Based on a work at http://www.wisdompubs.org/book/connected-discourses-buddha.
Permissions beyond the scope of this license may be available
at http://www.wisdompubs.org/terms-use.
[1][pts] "Bhikkhus, I will teach you the way that is appropriate for uprooting all conceivings.
[22] Listen to that and attend closely, I will speak. ...
"And what, bhikkhus, is the way that is appropriate for uprooting all conceivings?

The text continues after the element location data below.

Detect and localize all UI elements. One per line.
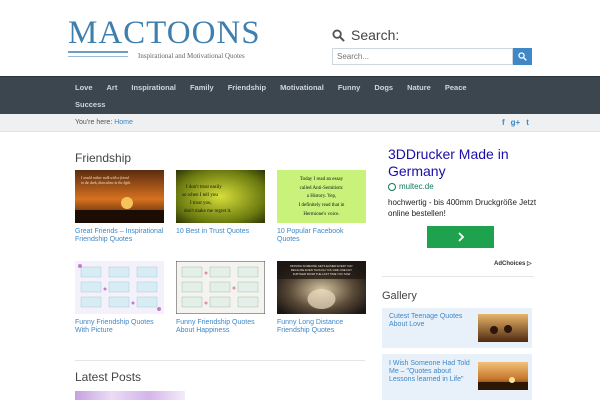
section-divider (75, 360, 365, 361)
post-card[interactable]: Funny Friendship Quotes With Picture (75, 261, 165, 335)
post-card[interactable]: Funny Friendship Quotes About Happiness (176, 261, 266, 335)
post-thumbnail[interactable]: I don't trust easily so when I tell you … (176, 170, 265, 223)
nav-item-dogs[interactable]: Dogs (367, 79, 400, 96)
ad-headline[interactable]: 3DDrucker Made in Germany (388, 146, 533, 180)
nav-item-peace[interactable]: Peace (438, 79, 474, 96)
latest-post-thumbnail[interactable] (75, 391, 185, 400)
nav-item-love[interactable]: Love (68, 79, 100, 96)
ad-source[interactable]: multec.de (388, 182, 434, 191)
twitter-icon[interactable]: t (526, 118, 529, 127)
post-card[interactable]: Today I read an essay called Anti-Semiti… (277, 170, 367, 244)
gallery-thumbnail[interactable] (478, 314, 528, 342)
facebook-icon[interactable]: f (502, 118, 505, 127)
section-title: Friendship (75, 151, 132, 165)
main-nav: Love Art Inspirational Family Friendship… (0, 76, 600, 114)
gallery-caption[interactable]: Cutest Teenage Quotes About Love (389, 313, 474, 329)
post-card[interactable]: I don't trust easily so when I tell you … (176, 170, 266, 236)
nav-item-nature[interactable]: Nature (400, 79, 438, 96)
ad-source-domain: multec.de (399, 182, 434, 191)
nav-item-inspirational[interactable]: Inspirational (124, 79, 183, 96)
social-links: f g+ t (502, 118, 529, 127)
search-heading: Search: (332, 27, 399, 43)
nav-item-funny[interactable]: Funny (331, 79, 368, 96)
nav-item-art[interactable]: Art (100, 79, 125, 96)
site-logo[interactable]: MACTOONS Inspirational and Motivational … (68, 15, 261, 60)
breadcrumb-prefix: You're here: (75, 119, 113, 126)
breadcrumb: You're here: Home (75, 119, 133, 126)
svg-text:I definitely read that in: I definitely read that in (299, 203, 345, 208)
post-thumbnail[interactable]: MISSING SOMEONE GETS EASIER EVERY DAY BE… (277, 261, 366, 314)
search-icon (518, 52, 527, 61)
ad-text[interactable]: hochwertig - bis 400mm Druckgröße Jetzt … (388, 197, 538, 219)
post-title[interactable]: Great Friends – Inspirational Friendship… (75, 228, 165, 244)
svg-text:a History. Yep,: a History. Yep, (307, 194, 337, 199)
svg-text:called Anti-Semitism:: called Anti-Semitism: (300, 186, 344, 191)
chevron-right-icon (457, 232, 464, 242)
post-thumbnail[interactable] (176, 261, 265, 314)
search-icon (332, 28, 345, 42)
latest-posts-title: Latest Posts (75, 370, 142, 384)
search-button[interactable] (513, 48, 532, 65)
nav-item-friendship[interactable]: Friendship (221, 79, 273, 96)
gallery-thumbnail[interactable] (478, 362, 528, 390)
gallery-title: Gallery (382, 290, 417, 302)
logo-tagline: Inspirational and Motivational Quotes (138, 52, 245, 60)
breadcrumb-home-link[interactable]: Home (114, 119, 133, 126)
post-title[interactable]: 10 Best in Trust Quotes (176, 228, 266, 236)
post-title[interactable]: Funny Long Distance Friendship Quotes (277, 319, 367, 335)
adchoices-label[interactable]: AdChoices ▷ (494, 260, 532, 267)
thumb-quote: I would rather walk with a friend (80, 176, 129, 180)
nav-item-success[interactable]: Success (68, 96, 112, 113)
globe-icon (388, 182, 396, 191)
post-title[interactable]: Funny Friendship Quotes About Happiness (176, 319, 266, 335)
sidebar-divider (382, 276, 534, 277)
logo-swoosh (68, 51, 128, 57)
svg-text:so when I tell you: so when I tell you (182, 193, 218, 198)
nav-item-motivational[interactable]: Motivational (273, 79, 331, 96)
gallery-item[interactable]: I Wish Someone Had Told Me – "Quotes abo… (382, 354, 532, 400)
gallery-caption[interactable]: I Wish Someone Had Told Me – "Quotes abo… (389, 360, 474, 384)
svg-text:Hermione's voice.: Hermione's voice. (303, 212, 339, 217)
post-title[interactable]: 10 Popular Facebook Quotes (277, 228, 367, 244)
breadcrumb-bar: You're here: Home f g+ t (0, 114, 600, 132)
logo-text: MACTOONS (68, 15, 261, 51)
svg-text:I trust you,: I trust you, (190, 201, 212, 206)
ad-cta-button[interactable] (427, 226, 494, 248)
svg-text:Today I read an essay: Today I read an essay (300, 177, 344, 182)
post-card[interactable]: I would rather walk with a friend in the… (75, 170, 165, 244)
post-title[interactable]: Funny Friendship Quotes With Picture (75, 319, 165, 335)
svg-text:I don't trust easily: I don't trust easily (186, 185, 222, 190)
post-card[interactable]: MISSING SOMEONE GETS EASIER EVERY DAY BE… (277, 261, 367, 335)
search-label: Search: (351, 27, 400, 43)
search-input[interactable] (332, 48, 513, 65)
adchoices-icon: ▷ (527, 261, 532, 267)
google-plus-icon[interactable]: g+ (511, 118, 521, 127)
svg-text:FURTHER FROM THE LAST TIME YOU: FURTHER FROM THE LAST TIME YOU SAW (293, 272, 351, 276)
post-thumbnail[interactable]: Today I read an essay called Anti-Semiti… (277, 170, 366, 223)
svg-text:don't make me regret it.: don't make me regret it. (184, 209, 231, 214)
post-thumbnail[interactable] (75, 261, 164, 314)
gallery-item[interactable]: Cutest Teenage Quotes About Love (382, 308, 532, 348)
nav-item-family[interactable]: Family (183, 79, 221, 96)
post-thumbnail[interactable]: I would rather walk with a friend in the… (75, 170, 164, 223)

Here, bhikkhus, a bhikkhu does not conceive the eye, does not conceive in the eye, does not conceive from the eye, does not conceive, 'The eye is mine.'
He does not conceive forms ... eye-consciousness ... eye-contact ... and as to whatever feeling arises with eye-contact as condition — whether pleasant or painful or neither-painful-nor-pleasant — he does not conceive that, does not conceive in that, does not conceive from that, does not conceive, 'That is mine.'
"He does not conceive the ear ...
He does not conceive the mind ... mental phenomena ... mind-consciousness ... mind-contact ... [23] and as to whatever feeling arises with mind-contact as condition ... he does not conceive that, does not conceive in that, does not conceive from that, does not conceive, 'That is mine.'
"He does not conceive all, does not conceive in all, does not conceive from all, does not conceive, 'All is mine.'
"Since he does not conceive anything thus, he does not cling to anything in the world.
Not clinging, he is not agitated.
Being unagitated, he personally attains Nibbāna.
He understands:
'Destroyed is birth, the holy life has been lived, what had to be done has been done, there is no more for this state of being.'
"This, bhikkhus, is the way that is appropriate for uprooting all conceivings."